Jennifer Ghormley

Flow, site-specific installation, woodblock print on glassine, machine sewing, thread.

I use color to brighten and enlighten everything and elevate the viewer’s mood.
 

Jennifer Ghormley is an artist living and working in Denver, Colorado (USA). Her approach to color is site-specific, and she chooses her color palette based on the content or meaning of the artwork, as well as the specific audience the piece is for. Jennifer’s approach to printmaking is non-traditional and her fun, playful, engaging, unique, mysterious and unusual multiples are created with woodcut, screenprint, monoprint and trace monotype techniques. She also works with cuts, folds, pins, sewing, thread and shapes.

Currently Jennifer is working on a commission for a site-specific installation in the lobby of a building in Loveland, CO to be hung in February 2022. She is also working on drafting the plans for a large scale site-specific installation to be hung in the Denver International Airport Fall 2022. Jennifer also runs a small business printing products which she sells at art and craft fairs.

Are there specific associations towards color in your work?

For my personal work of the figure, I choose fleshy colors to resemble skin and the body, as well as symbolic colors such as red for pain or blood, and blue for calm/serenity and also an association with nature and the big open sky.

In creating work for the site-specific installations, sometimes I pull from other colors in the location or from the interior designer’s palette. If none of these are options, lately I have been on a blue/teal streak, which to me is a reflection of water, sky, and birds in flight. My earlier work in undergrad referenced the women’s history in my family through simple, drab colors, as there has been much hardship in the past. I went through my feminist phase in grad school where everything was blood red and angry, lots of ‘yonic’ imagery. Now I use color to brighten and enlighten everything and elevate the viewer’s mood. The majority of my current print work is of landscape and mountains, so its fun to print nature in happy bright colors like purple, pink, blue, and green.

Fresh, site-specific installation, fabric, thread, pins.

Fresh, site-specific installation, fabric, thread, pins (detail).

Fresh, site-specific installation, fabric, thread, pins (detail).

What can printmaking ink achieve regarding color in your work that no other material can?

I absolutely LOVE the Handschy / Hanco oil-based litho inks, they are such rich, deep colors, and very vibrant.

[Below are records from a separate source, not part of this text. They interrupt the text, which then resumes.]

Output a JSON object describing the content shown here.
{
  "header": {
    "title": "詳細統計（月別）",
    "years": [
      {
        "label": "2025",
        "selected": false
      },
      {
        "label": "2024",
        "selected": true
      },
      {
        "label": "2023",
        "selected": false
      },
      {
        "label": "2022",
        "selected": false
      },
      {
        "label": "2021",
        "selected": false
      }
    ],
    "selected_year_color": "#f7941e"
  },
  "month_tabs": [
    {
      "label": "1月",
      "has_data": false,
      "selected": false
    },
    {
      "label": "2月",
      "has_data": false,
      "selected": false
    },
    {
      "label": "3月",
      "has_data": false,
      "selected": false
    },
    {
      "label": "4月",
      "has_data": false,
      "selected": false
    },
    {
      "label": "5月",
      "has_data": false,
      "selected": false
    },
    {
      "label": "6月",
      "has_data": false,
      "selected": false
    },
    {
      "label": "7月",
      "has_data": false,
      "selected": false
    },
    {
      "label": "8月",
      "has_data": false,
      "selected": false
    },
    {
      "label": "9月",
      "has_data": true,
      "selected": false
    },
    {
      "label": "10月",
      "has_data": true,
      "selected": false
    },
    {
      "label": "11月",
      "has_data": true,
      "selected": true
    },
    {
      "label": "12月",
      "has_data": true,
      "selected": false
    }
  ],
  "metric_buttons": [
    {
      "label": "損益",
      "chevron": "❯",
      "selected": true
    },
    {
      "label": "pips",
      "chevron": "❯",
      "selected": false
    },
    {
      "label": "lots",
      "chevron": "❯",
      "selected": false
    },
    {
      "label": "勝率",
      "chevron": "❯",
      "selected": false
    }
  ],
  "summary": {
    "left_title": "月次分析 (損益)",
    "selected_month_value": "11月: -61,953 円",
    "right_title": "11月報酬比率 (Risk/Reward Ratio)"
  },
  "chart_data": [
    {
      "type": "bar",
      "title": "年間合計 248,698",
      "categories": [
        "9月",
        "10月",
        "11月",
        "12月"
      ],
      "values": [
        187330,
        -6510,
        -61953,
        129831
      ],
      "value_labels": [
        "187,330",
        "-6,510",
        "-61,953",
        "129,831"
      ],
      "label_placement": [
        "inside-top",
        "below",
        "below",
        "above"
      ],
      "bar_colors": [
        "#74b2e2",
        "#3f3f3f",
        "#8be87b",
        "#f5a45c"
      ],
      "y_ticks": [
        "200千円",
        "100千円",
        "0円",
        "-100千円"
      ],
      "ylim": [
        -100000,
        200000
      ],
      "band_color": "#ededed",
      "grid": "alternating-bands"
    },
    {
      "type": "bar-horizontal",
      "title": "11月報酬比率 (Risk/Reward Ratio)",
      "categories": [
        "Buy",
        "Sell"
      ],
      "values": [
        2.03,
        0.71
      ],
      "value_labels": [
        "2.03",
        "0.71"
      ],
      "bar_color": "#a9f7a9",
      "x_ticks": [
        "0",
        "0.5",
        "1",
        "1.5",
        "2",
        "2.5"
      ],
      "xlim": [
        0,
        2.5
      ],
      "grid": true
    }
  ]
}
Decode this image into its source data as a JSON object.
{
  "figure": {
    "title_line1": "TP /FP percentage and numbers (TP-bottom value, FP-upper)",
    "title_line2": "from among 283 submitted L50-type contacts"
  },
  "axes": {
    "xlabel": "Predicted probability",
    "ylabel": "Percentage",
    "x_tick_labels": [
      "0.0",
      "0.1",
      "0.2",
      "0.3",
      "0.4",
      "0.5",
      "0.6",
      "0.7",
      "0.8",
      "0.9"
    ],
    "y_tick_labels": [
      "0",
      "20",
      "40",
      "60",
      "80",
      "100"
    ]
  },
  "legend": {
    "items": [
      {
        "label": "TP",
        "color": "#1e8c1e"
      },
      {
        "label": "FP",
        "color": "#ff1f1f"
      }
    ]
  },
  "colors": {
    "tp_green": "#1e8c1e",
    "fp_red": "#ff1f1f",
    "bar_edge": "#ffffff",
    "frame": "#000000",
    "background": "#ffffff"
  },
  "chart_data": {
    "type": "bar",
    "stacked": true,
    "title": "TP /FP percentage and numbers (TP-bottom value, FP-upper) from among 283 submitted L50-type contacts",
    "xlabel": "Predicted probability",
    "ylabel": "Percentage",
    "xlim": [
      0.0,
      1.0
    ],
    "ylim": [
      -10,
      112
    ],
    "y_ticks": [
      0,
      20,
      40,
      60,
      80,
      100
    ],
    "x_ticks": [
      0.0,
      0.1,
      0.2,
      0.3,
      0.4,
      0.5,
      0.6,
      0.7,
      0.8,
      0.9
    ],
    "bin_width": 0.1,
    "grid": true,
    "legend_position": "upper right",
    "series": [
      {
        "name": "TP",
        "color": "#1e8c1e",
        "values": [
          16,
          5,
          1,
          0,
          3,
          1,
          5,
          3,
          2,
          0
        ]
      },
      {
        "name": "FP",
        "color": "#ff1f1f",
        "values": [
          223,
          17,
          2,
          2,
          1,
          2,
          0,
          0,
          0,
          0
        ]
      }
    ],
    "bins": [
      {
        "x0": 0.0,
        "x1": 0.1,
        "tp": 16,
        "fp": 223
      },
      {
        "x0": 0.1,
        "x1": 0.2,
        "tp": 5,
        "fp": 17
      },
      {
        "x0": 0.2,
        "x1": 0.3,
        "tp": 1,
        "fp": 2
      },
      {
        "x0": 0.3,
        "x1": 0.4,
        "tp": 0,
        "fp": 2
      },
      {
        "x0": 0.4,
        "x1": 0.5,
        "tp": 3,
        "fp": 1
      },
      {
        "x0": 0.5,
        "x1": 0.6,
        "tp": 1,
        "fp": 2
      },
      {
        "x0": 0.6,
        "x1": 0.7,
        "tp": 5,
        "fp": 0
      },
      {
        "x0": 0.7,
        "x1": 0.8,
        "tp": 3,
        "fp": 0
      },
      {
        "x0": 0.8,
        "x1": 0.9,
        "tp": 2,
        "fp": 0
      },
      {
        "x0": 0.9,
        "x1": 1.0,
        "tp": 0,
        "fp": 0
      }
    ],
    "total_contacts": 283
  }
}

I enjoy mixing the ink, feelings the tack on the palette knife, mixing new colors, and I super love the smell of the inks.

I also utilize transparent base to change the value of the colors, play with overlapping transparent colors, and love to implement the atmospheric fade look. I am sure watercolor could achieve a similar effect, but I enjoy rolling out the ink slab, rolling it onto a textured woodblock, cranking the press wheel, and the sometimes surprise of how the print looks. Screenprinting is exciting too, also enjoy utilizing the transparent base, and Speedball makes some glittery inks that have been super fun to play around with.

Untitled series (Pose 3, 4, 5), woodblock, screenprint, paper plate litho, printed on fabric and paper.

Untitled series (Pose 3, 4, 5), woodblock, screenprint, paper plate litho, printed on fabric and paper.

What would your work be without color?

Bland and sad, nearly non-existent…

Untitled series (Pose 3, 4, 5), woodblock, screenprint, paper plate litho, printed on fabric and paper.